I'm working on my own scene graph, it still needs quite a bit of work and I really don't have time to work on it right now, but I have a questions for the members here.
Is LGPL (Lesser General Public License) a good idea for a scene graph? I've put quite a bit of work into my scene graph (its written in C++'s OOP syntax), in making it easy and flexible, but I'm only building up parts of it that are relevant to what I am using it for, I know that it could do a lot more if I had more time and was working on diffrent projects. If I make it LGPL, I allow others to use it and add functionality to it that I don't necesarily need, which could expand its functionality.
Partly what I am afraid of is that, if I don't have a frame work for others to build upon, then they could make drastic changes to achieve them that I may want to be done diffrently (or envisioned it being done diffrently), which then again goes back to me having to prebuild a lot of the functionality before it is used, at least to initially make the frame work. But this could also be remedied by another means, maybe more of a evolutionary democratic method that will let others create a split in the code, and then to let democracy decide which splits to integrate into the core in a new version, or in a proposal in to how to integrate it (take the best features in diffrent splits).

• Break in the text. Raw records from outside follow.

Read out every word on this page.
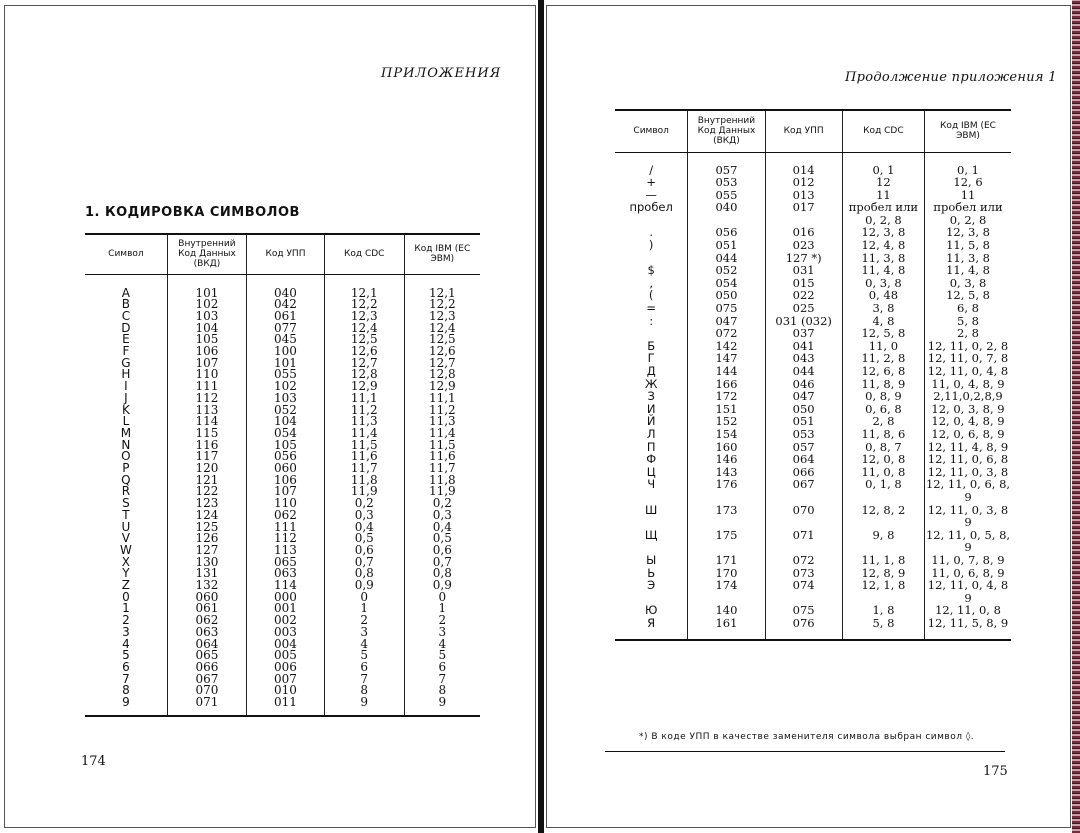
ПРИЛОЖЕНИЯ
1. КОДИРОВКА СИМВОЛОВ
Символ	Внутренний Код Данных (ВКД)	Код УПП	Код CDC	Код IBM (ЕС ЭВМ)
A	101	040	12,1	12,1
B	102	042	12,2	12,2
C	103	061	12,3	12,3
D	104	077	12,4	12,4
E	105	045	12,5	12,5
F	106	100	12,6	12,6
G	107	101	12,7	12,7
H	110	055	12,8	12,8
I	111	102	12,9	12,9
J	112	103	11,1	11,1
K	113	052	11,2	11,2
L	114	104	11,3	11,3
M	115	054	11,4	11,4
N	116	105	11,5	11,5
O	117	056	11,6	11,6
P	120	060	11,7	11,7
Q	121	106	11,8	11,8
R	122	107	11,9	11,9
S	123	110	0,2	0,2
T	124	062	0,3	0,3
U	125	111	0,4	0,4
V	126	112	0,5	0,5
W	127	113	0,6	0,6
X	130	065	0,7	0,7
Y	131	063	0,8	0,8
Z	132	114	0,9	0,9
0	060	000	0	0
1	061	001	1	1
2	062	002	2	2
3	063	003	3	3
4	064	004	4	4
5	065	005	5	5
6	066	006	6	6
7	067	007	7	7
8	070	010	8	8
9	071	011	9	9
174
Продолжение приложения 1
Символ	Внутренний Код Данных (ВКД)	Код УПП	Код CDC	Код IBM (ЕС ЭВМ)
/	057	014	0, 1	0, 1
+	053	012	12	12, 6
—	055	013	11	11
пробел	040	017	пробел или	пробел или
			0, 2, 8	0, 2, 8
.	056	016	12, 3, 8	12, 3, 8
)	051	023	12, 4, 8	11, 5, 8
	044	127 *)	11, 3, 8	11, 3, 8
$	052	031	11, 4, 8	11, 4, 8
,	054	015	0, 3, 8	0, 3, 8
(	050	022	0, 48	12, 5, 8
=	075	025	3, 8	6, 8
:	047	031 (032)	4, 8	5, 8
	072	037	12, 5, 8	2, 8
Б	142	041	11, 0	12, 11, 0, 2, 8
Г	147	043	11, 2, 8	12, 11, 0, 7, 8
Д	144	044	12, 6, 8	12, 11, 0, 4, 8
Ж	166	046	11, 8, 9	11, 0, 4, 8, 9
З	172	047	0, 8, 9	2,11,0,2,8,9

И	151	050	0, 6, 8	12, 0, 3, 8, 9
Й	152	051	2, 8	12, 0, 4, 8, 9

Л	154	053	11, 8, 6	12, 0, 6, 8, 9
П	160	057	0, 8, 7	12, 11, 4, 8, 9

Ф	146	064	12, 0, 8	12, 11, 0, 6, 8

Ц	143	066	11, 0, 8	12, 11, 0, 3, 8

Ч	176	067	0, 1, 8	12, 11, 0, 6, 8,
				9
Ш	173	070	12, 8, 2	12, 11, 0, 3, 8
				9
Щ	175	071	9, 8	12, 11, 0, 5, 8,
				9
Ы	171	072	11, 1, 8	11, 0, 7, 8, 9
Ь	170	073	12, 8, 9	11, 0, 6, 8, 9
Э	174	074	12, 1, 8	12, 11, 0, 4, 8
				9
Ю	140	075	1, 8	12, 11, 0, 8
Я	161	076	5, 8	12, 11, 5, 8, 9
*) В коде УПП в качестве заменителя символа выбран символ ◊.
175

I'm still undecided of whether I should do this, but I think at least to let other scene graph writers see how I've implemented a scene graph, or at least comment on how I've implemented a scene graph and potentially give me ideas in how to improve it. If I do, do this, it probably won't be for at least a week so I could get more time to finish my current developement cycle.
Re: Scene graph, LGPL, interest?
Recently, on OpenGL.org appeared an headline about OpenRM. It's an open source scene graph library developed by an expertised commercial company. In facr, they released OpenRM under GNU LGPL, so I think your idea should be appropriate, if you intend to open source your work.